Episode Five « All Cleared Up
Act 1 – JAMIE is sitting outside on one of the dining tables in the school yard. After her science lesson and conversation with DANNY she feels on top of the world. Humming a tune in her head, her good mood is suddenly dampened when a clique of girls all pounce on her table, surrounding her from every side and making escape impossible.
JAMIE: Well, if it isn’t Leather Tuscadero and her band of misguided followers… Hello, Nicole.
JAMIE nods in the direction of a young, brunette girl who is cowering behind the clique’s obvious leader TIFFANY BRANTFORD (who is so important she must always be called by her full name).
TIFFANY BRANTFORD: Hey, you made it quite clear you didn’t want her. After all, who could ever take the place of your precious gay-boyfriend?

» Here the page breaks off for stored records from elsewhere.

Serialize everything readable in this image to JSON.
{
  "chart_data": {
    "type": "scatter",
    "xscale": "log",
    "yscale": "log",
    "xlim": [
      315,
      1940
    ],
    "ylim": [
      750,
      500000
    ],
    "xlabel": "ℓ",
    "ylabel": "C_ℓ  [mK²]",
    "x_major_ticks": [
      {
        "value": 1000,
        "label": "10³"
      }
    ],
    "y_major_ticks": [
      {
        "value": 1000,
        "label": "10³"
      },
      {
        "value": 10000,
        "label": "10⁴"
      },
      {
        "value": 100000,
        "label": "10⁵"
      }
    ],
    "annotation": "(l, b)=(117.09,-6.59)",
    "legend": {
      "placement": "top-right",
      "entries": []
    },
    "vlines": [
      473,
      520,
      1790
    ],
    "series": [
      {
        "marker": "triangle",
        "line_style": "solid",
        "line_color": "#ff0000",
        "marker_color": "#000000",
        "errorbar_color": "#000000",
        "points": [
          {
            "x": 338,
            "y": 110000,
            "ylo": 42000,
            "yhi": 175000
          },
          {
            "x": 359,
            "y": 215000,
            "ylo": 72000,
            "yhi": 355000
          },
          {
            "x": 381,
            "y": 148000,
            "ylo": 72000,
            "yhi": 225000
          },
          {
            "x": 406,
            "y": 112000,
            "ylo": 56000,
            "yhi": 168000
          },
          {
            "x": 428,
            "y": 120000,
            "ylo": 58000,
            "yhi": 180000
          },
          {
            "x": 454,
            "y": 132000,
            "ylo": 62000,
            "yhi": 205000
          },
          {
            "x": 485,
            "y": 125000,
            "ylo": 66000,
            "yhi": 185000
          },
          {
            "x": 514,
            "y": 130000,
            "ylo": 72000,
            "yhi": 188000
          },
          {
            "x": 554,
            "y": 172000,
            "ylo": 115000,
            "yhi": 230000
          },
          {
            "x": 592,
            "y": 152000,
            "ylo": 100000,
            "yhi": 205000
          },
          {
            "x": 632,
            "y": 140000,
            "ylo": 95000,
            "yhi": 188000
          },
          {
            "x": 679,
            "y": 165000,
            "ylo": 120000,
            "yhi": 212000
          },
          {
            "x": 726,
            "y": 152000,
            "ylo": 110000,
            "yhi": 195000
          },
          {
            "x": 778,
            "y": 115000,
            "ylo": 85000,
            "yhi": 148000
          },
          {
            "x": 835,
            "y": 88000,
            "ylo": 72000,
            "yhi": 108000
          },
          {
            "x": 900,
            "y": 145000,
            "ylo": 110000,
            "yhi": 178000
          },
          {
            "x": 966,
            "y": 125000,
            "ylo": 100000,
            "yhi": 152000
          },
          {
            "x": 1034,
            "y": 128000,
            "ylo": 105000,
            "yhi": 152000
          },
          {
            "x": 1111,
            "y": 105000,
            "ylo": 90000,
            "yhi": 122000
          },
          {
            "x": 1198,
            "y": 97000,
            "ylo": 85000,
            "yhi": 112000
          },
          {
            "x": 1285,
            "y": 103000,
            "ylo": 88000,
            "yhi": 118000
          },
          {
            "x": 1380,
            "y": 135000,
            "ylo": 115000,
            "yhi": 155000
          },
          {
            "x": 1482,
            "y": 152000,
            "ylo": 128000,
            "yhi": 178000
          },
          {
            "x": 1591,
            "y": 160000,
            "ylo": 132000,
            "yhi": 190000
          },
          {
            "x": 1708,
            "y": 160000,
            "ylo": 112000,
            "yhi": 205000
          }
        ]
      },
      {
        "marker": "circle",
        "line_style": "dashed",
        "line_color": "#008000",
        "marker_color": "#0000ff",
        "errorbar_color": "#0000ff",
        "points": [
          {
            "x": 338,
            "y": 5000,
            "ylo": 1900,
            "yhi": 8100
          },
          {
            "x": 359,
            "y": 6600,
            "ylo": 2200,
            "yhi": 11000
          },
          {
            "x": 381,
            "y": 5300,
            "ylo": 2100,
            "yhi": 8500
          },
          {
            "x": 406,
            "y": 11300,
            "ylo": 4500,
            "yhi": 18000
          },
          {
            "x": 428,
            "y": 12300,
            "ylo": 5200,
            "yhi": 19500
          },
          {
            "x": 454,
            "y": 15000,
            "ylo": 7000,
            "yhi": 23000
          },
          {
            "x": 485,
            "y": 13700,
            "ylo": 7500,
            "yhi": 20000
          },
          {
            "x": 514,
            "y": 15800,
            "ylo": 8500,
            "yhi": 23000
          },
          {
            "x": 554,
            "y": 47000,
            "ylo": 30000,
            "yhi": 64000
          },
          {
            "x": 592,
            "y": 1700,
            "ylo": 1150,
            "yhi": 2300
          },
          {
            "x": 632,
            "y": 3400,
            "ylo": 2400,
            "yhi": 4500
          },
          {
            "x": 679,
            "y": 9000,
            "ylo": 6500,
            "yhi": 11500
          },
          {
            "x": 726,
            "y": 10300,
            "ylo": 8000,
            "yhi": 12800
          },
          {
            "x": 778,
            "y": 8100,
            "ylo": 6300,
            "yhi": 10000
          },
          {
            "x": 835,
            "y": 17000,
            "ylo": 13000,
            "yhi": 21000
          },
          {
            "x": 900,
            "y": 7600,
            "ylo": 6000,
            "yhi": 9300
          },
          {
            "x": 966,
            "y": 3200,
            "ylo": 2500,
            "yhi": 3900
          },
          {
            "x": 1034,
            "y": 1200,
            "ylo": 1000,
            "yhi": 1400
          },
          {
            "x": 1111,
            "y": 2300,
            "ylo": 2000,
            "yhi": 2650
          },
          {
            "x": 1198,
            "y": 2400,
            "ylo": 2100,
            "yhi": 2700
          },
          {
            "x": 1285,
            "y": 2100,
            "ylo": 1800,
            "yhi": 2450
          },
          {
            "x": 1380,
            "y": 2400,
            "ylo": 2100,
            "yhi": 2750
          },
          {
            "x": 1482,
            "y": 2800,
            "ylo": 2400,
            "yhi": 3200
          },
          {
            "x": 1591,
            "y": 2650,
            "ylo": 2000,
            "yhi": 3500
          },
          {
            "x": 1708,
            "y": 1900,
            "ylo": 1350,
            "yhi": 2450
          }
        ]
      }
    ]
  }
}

JAMIE: How dare you?! You poached her from me, you insufferable crack-whore.
TIFFANY BRANTFORD: You better know yourself if you’re talking about me, little girl! I didn’t come sit at your loser-table for a round of insult-tennis.

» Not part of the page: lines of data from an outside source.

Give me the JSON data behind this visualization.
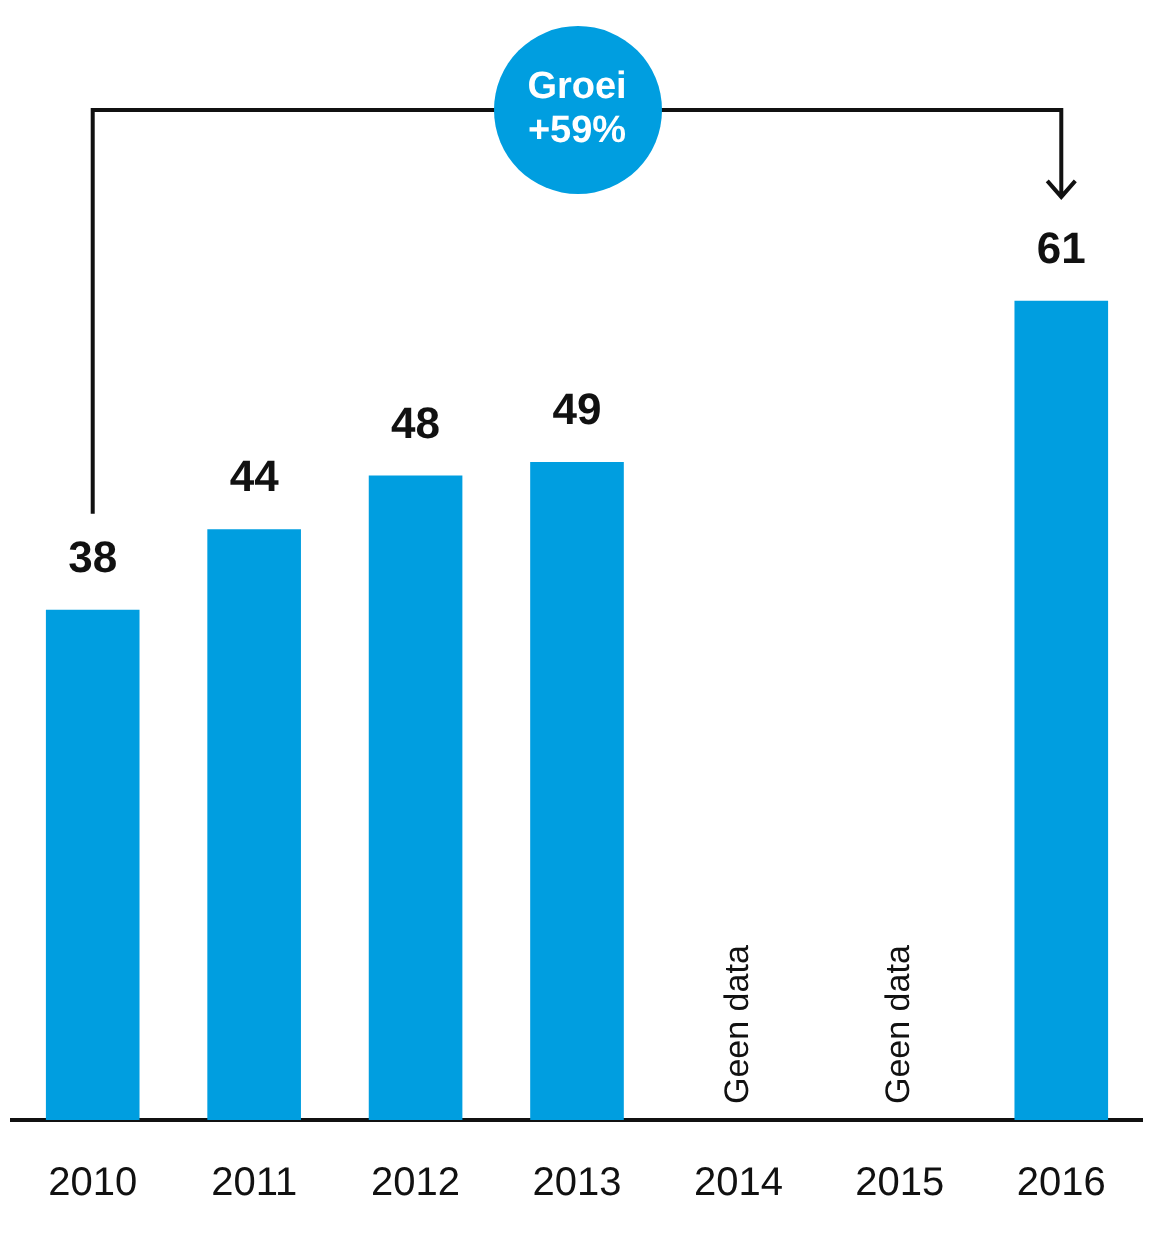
{
  "chart_data": {
    "type": "bar",
    "categories": [
      "2010",
      "2011",
      "2012",
      "2013",
      "2014",
      "2015",
      "2016"
    ],
    "values": [
      38,
      44,
      48,
      49,
      null,
      null,
      61
    ],
    "color": "#009ee0",
    "data_labels": true,
    "grid": false,
    "legend": false,
    "annotations": [
      "Geen data",
      "Geen data",
      "Groei +59%"
    ]
  }
}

JAMIE: Then why are you here?
TIFFANY BRANTFORD: I just wanted a verbal explanation as to why you were brushing up against Danny in science today as if you were a dog humping on his leg.

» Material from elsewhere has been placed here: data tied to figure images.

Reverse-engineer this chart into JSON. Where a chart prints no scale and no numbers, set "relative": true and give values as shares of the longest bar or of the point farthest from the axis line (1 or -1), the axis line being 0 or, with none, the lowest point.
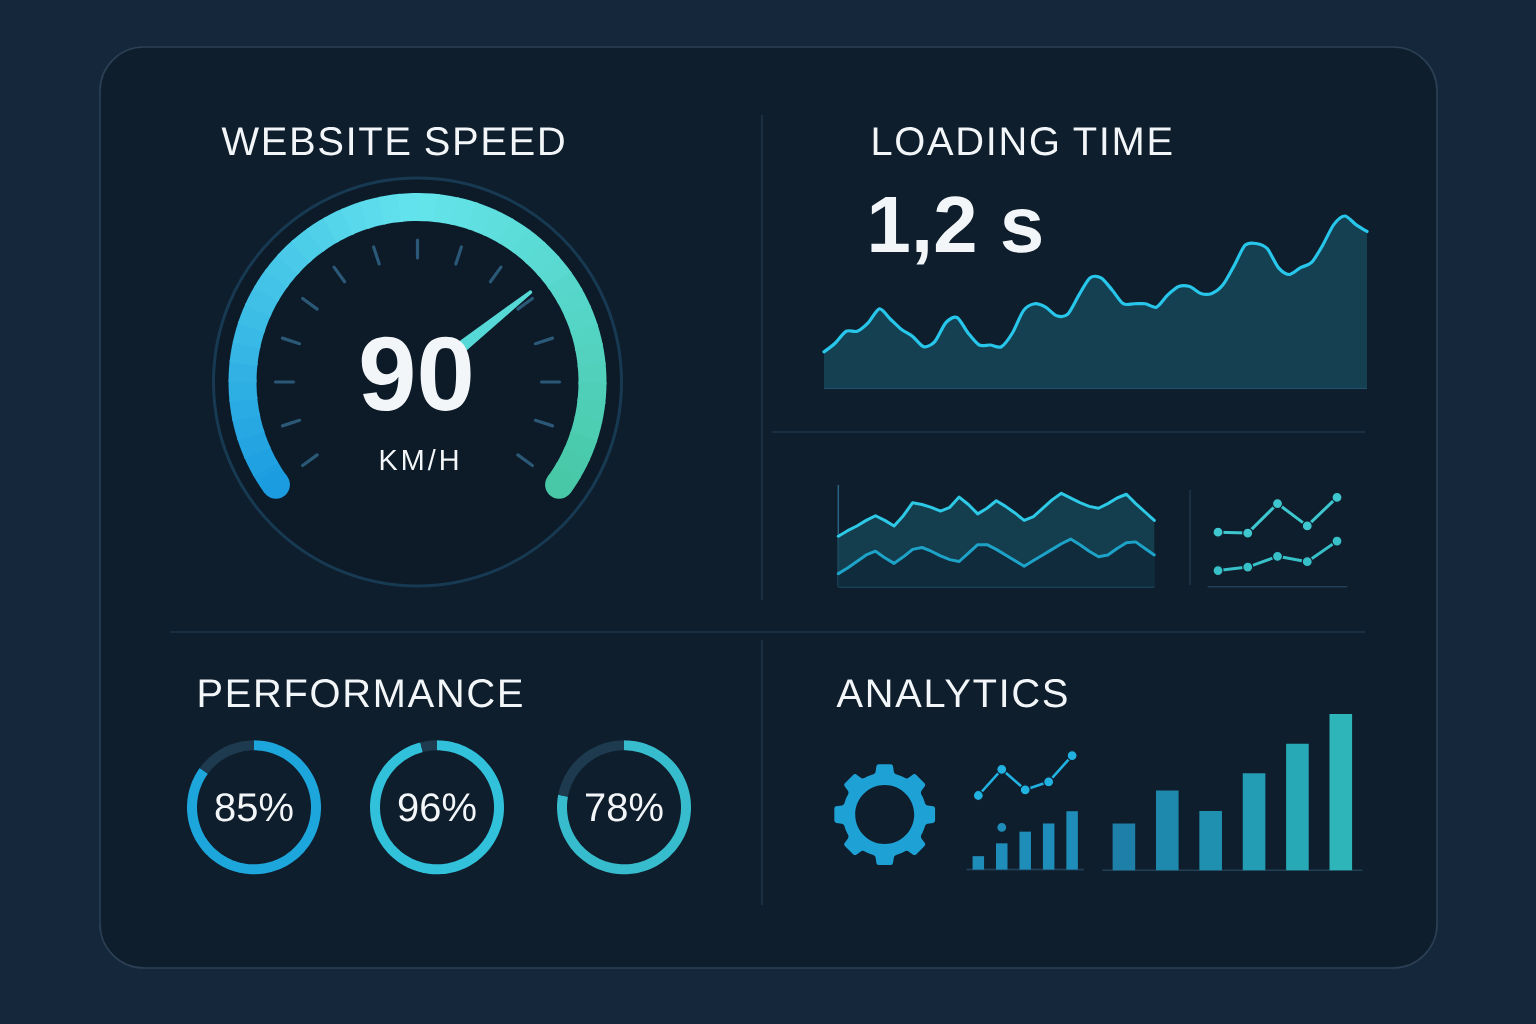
{
  "chart_data": [
    {
      "type": "other",
      "title": "WEBSITE SPEED",
      "annotations": [
        "90",
        "KM/H"
      ]
    },
    {
      "type": "area",
      "title": "LOADING TIME",
      "annotations": [
        "1,2 s"
      ],
      "relative": true,
      "categories": [
        null,
        null,
        null,
        null,
        null,
        null,
        null,
        null,
        null,
        null,
        null,
        null,
        null,
        null,
        null,
        null,
        null,
        null,
        null,
        null,
        null,
        null,
        null,
        null,
        null,
        null,
        null,
        null,
        null,
        null,
        null,
        null,
        null,
        null,
        null,
        null,
        null,
        null,
        null,
        null,
        null,
        null,
        null,
        null,
        null,
        null,
        null,
        null,
        null,
        null
      ],
      "series": [
        {
          "color": "#27c6ea",
          "values": [
            0.21,
            0.26,
            0.33,
            0.33,
            0.38,
            0.46,
            0.4,
            0.34,
            0.3,
            0.24,
            0.27,
            0.38,
            0.41,
            0.32,
            0.25,
            0.25,
            0.24,
            0.32,
            0.45,
            0.49,
            0.47,
            0.42,
            0.43,
            0.54,
            0.64,
            0.64,
            0.57,
            0.49,
            0.49,
            0.49,
            0.47,
            0.54,
            0.59,
            0.59,
            0.55,
            0.55,
            0.6,
            0.71,
            0.83,
            0.84,
            0.81,
            0.7,
            0.66,
            0.7,
            0.73,
            0.83,
            0.95,
            1.0,
            0.95,
            0.91
          ]
        }
      ]
    },
    {
      "type": "area",
      "relative": true,
      "categories": [
        null,
        null,
        null,
        null,
        null,
        null,
        null,
        null,
        null,
        null,
        null,
        null,
        null,
        null,
        null,
        null,
        null,
        null,
        null,
        null,
        null,
        null,
        null,
        null,
        null,
        null,
        null,
        null,
        null,
        null,
        null,
        null,
        null,
        null,
        null
      ],
      "series": [
        {
          "color": "#2dc9e6",
          "values": [
            0.54,
            0.6,
            0.65,
            0.71,
            0.76,
            0.71,
            0.65,
            0.76,
            0.9,
            0.88,
            0.85,
            0.81,
            0.85,
            0.96,
            0.88,
            0.78,
            0.84,
            0.92,
            0.86,
            0.79,
            0.71,
            0.75,
            0.84,
            0.93,
            1.0,
            0.95,
            0.9,
            0.86,
            0.84,
            0.89,
            0.95,
            0.99,
            0.89,
            0.8,
            0.71
          ]
        },
        {
          "color": "#1ea3c8",
          "values": [
            0.14,
            0.2,
            0.27,
            0.34,
            0.38,
            0.31,
            0.25,
            0.32,
            0.4,
            0.42,
            0.38,
            0.33,
            0.29,
            0.27,
            0.36,
            0.45,
            0.45,
            0.4,
            0.34,
            0.28,
            0.22,
            0.28,
            0.34,
            0.4,
            0.46,
            0.51,
            0.45,
            0.38,
            0.32,
            0.34,
            0.41,
            0.47,
            0.48,
            0.41,
            0.34
          ]
        }
      ]
    },
    {
      "type": "line",
      "relative": true,
      "marker": "circle",
      "categories": [
        null,
        null,
        null,
        null,
        null
      ],
      "series": [
        {
          "color": "#3ec7cf",
          "values": [
            0.61,
            0.6,
            0.93,
            0.68,
            1.0
          ]
        },
        {
          "color": "#38c0c8",
          "values": [
            0.18,
            0.22,
            0.34,
            0.28,
            0.51
          ]
        }
      ]
    },
    {
      "type": "donut",
      "title": "PERFORMANCE",
      "categories": [
        null,
        null
      ],
      "values": [
        85,
        15
      ],
      "colors": [
        "#1da6dc",
        "#1d3a4e"
      ],
      "value_labels": [
        "85%",
        null
      ]
    },
    {
      "type": "donut",
      "categories": [
        null,
        null
      ],
      "values": [
        96,
        4
      ],
      "colors": [
        "#31c1da",
        "#1d3a4e"
      ],
      "value_labels": [
        "96%",
        null
      ]
    },
    {
      "type": "donut",
      "categories": [
        null,
        null
      ],
      "values": [
        78,
        22
      ],
      "colors": [
        "#36bccd",
        "#1d3a4e"
      ],
      "value_labels": [
        "78%",
        null
      ]
    },
    {
      "type": "line",
      "title": "ANALYTICS",
      "relative": true,
      "marker": "circle",
      "categories": [
        null,
        null,
        null,
        null,
        null
      ],
      "series": [
        {
          "color": "#22b2e2",
          "values": [
            0.65,
            0.88,
            0.7,
            0.77,
            1.0
          ]
        },
        {
          "color": "#1f8dba",
          "values": [
            null,
            0.37,
            null,
            null,
            null
          ]
        }
      ]
    },
    {
      "type": "bar",
      "relative": true,
      "categories": [
        null,
        null,
        null,
        null,
        null
      ],
      "color": "#1f8dba",
      "values": [
        0.23,
        0.45,
        0.65,
        0.79,
        1.0
      ]
    },
    {
      "type": "bar",
      "relative": true,
      "categories": [
        null,
        null,
        null,
        null,
        null,
        null
      ],
      "colors": [
        "#1e7fa8",
        "#1f88ad",
        "#2090b0",
        "#239db3",
        "#27a9b6",
        "#2db5b9"
      ],
      "values": [
        0.3,
        0.51,
        0.38,
        0.62,
        0.81,
        1.0
      ]
    }
  ]
}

JAMIE: What Danny and I get up to is none of your business.
At this statement comes a horrendous burst of high-pitched hyena-like cackling erupts from the clique.
TIFFANY BRANTFORD: Did you hear that girls? She actually thinks she has a chance with Danny.
JAMIE: I’ve got more of a chance than you.
TIFFANY BRANTFORD: Maybe so. But you do realise that anything he has with you will simply be nothing more than starters for the main course… that of which being me.
JAMIE: He’s not going to eat you.
TIFFANY BRANTFORD: We’ll just see about that come Prom night. Ladies!
TIFFANY BRANTFORD clicks her fingers and the group of girls assemble and leave JAMIE to finish her dinner, passing JAMES on the way out.
JAMES: Hey, girlfriend!
JAMES waves at NICOLE who walks past and blanks him. Suddenly, he’s face to breasts with TIFFANY BRANTFORD (she’s wearing heels).
TIFFANY BRANTFORD: Eww! Watch where you’re breathing, Hobbit. I almost caught the gay.
JAMES: And a nice day to you too! (Under his breath) Queen of the Herpes! Ugh, never in my life have I met a ruder or more obnoxious girl than Tiffany Brantford. I predict she will go on to do great things.
JAMIE: Sterilisation would be a good start!
JAMES laughs, unpacks his lunch and joins a dejected looking JAMIE at the table.
JAMIE: So where were you?
JAMES: I told you this morning, I had a meeting with the yearbook committee.
JAMIE: Since when have you been on the yearbook committee?
JAMES: Ever since Ms. Kyes forced us to participate in some extra-curricular activities.
JAMIE: Ugh, I hate that woman. She always honks her horn whenever she sees me in the street.
JAMES: You should warn her that speed kills; she comes tearing down your street as if she owns it.
JAMIE: She might as well; she only lives a few doors down from me.
JAMES: Ha, you live on the same street as her.
JAMIE: Thank god Mom-Bot doesn’t know otherwise she’d insist on inviting her over.
JAMES: Well let’s hope The Professor sorts out kinks like that and sends back a Mom-Bot that more closely resembles a real mom: Someone who doesn’t take an interest in their child’s life and is a neglecting, alcoholic, socially dependant mess.
JAMIE: Who are these real mom’s you speak of?
JAMES: Um, certainly not mine. Hey, not to change the subject, but you never told me what you chose as your extra-curricular activity.
JAMIE: That’s not important now. What I’m more bothered about is the fact that I think I may have just made a complete fool of myself in front of Danny during science class today.
JAMES: That boy you like?
JAMIE: Yeah, but I should just give up now. There’s no way he’d ever want to go out with me.
JAMIE: But Tiffany Brantford and her clique said…
JAMIE: Don’t you listen to them. They’re so harsh; they just wanted to piss you off. Honestly, you’re catch twenty-two! Who wouldn’t want you?
JAMIE: You didn’t want me.
JAMES: Yes but I was gay from birth, dear.
JAMIE: That’s ridiculous; studies have proven that children do not have the mental…
JAMES: I’m gay, we’ve discussed this. I’ll father your children when you’re a bitter, divorced old hag, move in with you when you’re sixty-five and if we’re both single by the time we’re ninety I’ll consider a legalised union… but only if I get to wear the veil.
JAMIE: So you think I could still have a chance with him?
JAMES: I will personally see to it that by tonight, you two are inseparable.
JAMIE: You’re gonna do all that for me?
JAMES: I’m not saying it’ll be easy. In fact, excuse me while I call for reinforcements.
JAMIE: If you call A-B-C I’m leaving. No boy is worth that amount of public humiliation.